Raka terdiam. Benar sekali. Apa yang dikatakan Bu Fida sangatlah benar. Raka mengenal Jelita bersamaan dengan ia mengenal Hadi. Kedua temannya itu memiliki sifat keras kepala. Kalau Jelita tidak melawan, itu bukan karena dia tidak mau, tetapi tidak bisa.
"Ibu hati-hati, ya."
"Iya."
"Bu Fida!" Teriakan nyaring yang tiba-tiba itu menyurutkan niat Bu Fida untuk melangkah. Pandangannya terangkat mengikuti sumber suara, begitupun yang dilakukan Raka.
Bu Fida dan Raka sama-sama terkejut dengan apa yang mereka lihat. Dari jarak dua meter sosok tinggi tegap dengan kulit tan mengkilap tengah berlari menuju arah mereka. Pakaian kotornya menjadi pemandangan tidak biasa di mata Bu Fida dan Raka.
"Hadi?" lirih Bu Fida. Perempuan itu cukup terkejut, namun juga senang.
"Bu, saya baru sampai, langsung ke sini. Masih belum telat, kan, untuk ikut ujian?"
"Iya, namamu juga Ibu daftarkan sebagai peserta ujian." Itu di detik-detik terakhir ketika Bu Fida akan memasuki ruangan tata usaha. Dia menyerahkan lembar nama-nama anak di kelasnya dengan lengkap, tanpa terkecuali. Saat itu beliau sadar bahwa suara yang didengarnya di telepon tidak jelas dan terhalang sinyal itu adalah telepon dari Hadi.
"Terima kasih, Bu Fida."
"Sama-sama. Oh iya, kamu tidak bawa seragam?"
Hadi menggeleng cepat. "Saya belum ke rumah, langsung ke sini karena telat."
"Kok bisa? Gimana ceritanya?" tanya Raka.
"Nanti saja aku cerita kan ya, Ka."
Raka mengangguk. Cerita bisa dilakukan nanti-nanti, karena yang lebih urgent adalah pakaian yang dikenakan Hadi.
"Ikut Ibu, kamu bisa meminjam seragam anak OSIS yang bertugas."
Raka ditinggalkan sendirian. Hadi dan Bu Fida menjauh tepat dengan bunyi bel masuk. Napas Raka keluar penuh perasaan sesak. Begitu berat rasanya menyaksikan kehidupan teman-temannya.
∆∆∆∆∆
Tok... Tok... Tok...
Suara ketukan pintu pelan itu dilakukan Jelita dengan sisa-sisa tenaganya. Pukulannya juga lemah sekali, tenaganya habis untuk melawan kemarin. Kini yang tersisa hanya tangisan saja.

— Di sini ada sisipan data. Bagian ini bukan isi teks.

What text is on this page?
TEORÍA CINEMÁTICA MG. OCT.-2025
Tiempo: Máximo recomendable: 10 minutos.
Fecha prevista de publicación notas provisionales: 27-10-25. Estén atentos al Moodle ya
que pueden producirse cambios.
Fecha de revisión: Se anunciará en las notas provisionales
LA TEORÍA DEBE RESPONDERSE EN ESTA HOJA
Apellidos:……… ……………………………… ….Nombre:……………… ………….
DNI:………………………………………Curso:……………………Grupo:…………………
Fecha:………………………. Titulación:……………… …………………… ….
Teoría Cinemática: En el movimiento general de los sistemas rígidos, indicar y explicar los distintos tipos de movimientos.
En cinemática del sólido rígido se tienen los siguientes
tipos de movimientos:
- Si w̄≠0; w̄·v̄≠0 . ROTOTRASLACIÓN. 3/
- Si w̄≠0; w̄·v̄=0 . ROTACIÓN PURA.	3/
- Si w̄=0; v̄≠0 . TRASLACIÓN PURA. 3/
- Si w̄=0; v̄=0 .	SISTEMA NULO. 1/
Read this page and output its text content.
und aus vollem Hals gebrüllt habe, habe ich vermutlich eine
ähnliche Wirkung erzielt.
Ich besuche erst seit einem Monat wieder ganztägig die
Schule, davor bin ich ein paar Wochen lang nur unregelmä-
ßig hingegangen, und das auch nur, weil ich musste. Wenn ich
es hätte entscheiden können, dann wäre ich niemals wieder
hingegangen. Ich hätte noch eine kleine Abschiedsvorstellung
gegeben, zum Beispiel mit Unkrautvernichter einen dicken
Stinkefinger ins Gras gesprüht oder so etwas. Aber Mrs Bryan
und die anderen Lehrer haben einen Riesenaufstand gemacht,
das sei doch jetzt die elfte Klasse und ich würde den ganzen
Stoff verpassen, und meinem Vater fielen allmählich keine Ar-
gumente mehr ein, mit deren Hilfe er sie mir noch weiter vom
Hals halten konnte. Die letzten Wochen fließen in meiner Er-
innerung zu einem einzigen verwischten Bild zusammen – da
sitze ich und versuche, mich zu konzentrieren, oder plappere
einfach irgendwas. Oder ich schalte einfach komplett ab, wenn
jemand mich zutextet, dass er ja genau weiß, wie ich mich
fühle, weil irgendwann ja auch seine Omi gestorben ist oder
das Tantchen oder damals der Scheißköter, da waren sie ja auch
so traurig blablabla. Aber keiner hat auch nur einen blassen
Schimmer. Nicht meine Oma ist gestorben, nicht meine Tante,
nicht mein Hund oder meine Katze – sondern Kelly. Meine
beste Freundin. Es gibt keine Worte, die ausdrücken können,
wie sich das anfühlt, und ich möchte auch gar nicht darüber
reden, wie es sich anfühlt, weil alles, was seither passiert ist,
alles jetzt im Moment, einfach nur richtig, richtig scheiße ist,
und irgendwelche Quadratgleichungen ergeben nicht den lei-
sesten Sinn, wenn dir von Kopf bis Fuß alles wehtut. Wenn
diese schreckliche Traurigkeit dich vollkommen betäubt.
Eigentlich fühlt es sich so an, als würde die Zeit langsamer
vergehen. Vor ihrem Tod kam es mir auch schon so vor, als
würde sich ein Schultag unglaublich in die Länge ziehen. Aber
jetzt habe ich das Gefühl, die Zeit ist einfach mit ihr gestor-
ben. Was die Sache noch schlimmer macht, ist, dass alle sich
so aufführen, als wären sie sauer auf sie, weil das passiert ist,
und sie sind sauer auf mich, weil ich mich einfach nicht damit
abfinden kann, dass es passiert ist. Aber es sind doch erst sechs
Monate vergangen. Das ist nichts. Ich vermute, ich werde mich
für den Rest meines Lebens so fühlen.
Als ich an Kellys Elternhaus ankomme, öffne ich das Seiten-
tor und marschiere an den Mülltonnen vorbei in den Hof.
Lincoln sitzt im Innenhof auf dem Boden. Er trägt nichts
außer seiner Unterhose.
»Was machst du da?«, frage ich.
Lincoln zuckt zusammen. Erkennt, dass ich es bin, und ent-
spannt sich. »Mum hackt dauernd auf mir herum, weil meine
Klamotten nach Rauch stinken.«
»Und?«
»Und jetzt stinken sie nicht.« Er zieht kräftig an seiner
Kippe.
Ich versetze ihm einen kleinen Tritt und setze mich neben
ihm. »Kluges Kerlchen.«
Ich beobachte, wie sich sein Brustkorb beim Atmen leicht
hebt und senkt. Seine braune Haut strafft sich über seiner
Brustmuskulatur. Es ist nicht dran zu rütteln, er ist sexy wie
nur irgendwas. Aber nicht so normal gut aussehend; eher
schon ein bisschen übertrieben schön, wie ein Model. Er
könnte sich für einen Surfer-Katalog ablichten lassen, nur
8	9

"Ibu... Ayah... buka pintu, aku mau sekolah."
Berulang terus Jelita merapalkan kalimat itu. Seolah mantra ajaib yang diharapkan dapat mengubah keputusan orangtuanya. Padahal tanpa Jelita ketahui, kedua orangtuanya tidak ada di rumah. Jelita sendirian di dalam kamarnya, terkunci dari luar.
"Assalamualaikum..."
Suara itu...
Jelita terperanjat, namun tetap tak bisa bergerak banyak. Untuk berteriak saja dia tidak mampu. Tenggorokannya kering karena sejak kemarin dia belum minum air. Jelita hanya mampu membalas ucapan salam itu tanpa suara.
"Assalamualaikum, Bu Maryati!"
Itu jelas sekali suaranya Ibu Fida. Wali kelasnya itu pasti menyusulnya sampai ke rumah karena Jelita tidak hadir di sekolah. Ya Tuhan, izinkan Jelita menemui perempuan baik dan berjasa dalam hidupnya itu. Ia ingin mengadu dan meminta tolong untuk dibukakan pintu.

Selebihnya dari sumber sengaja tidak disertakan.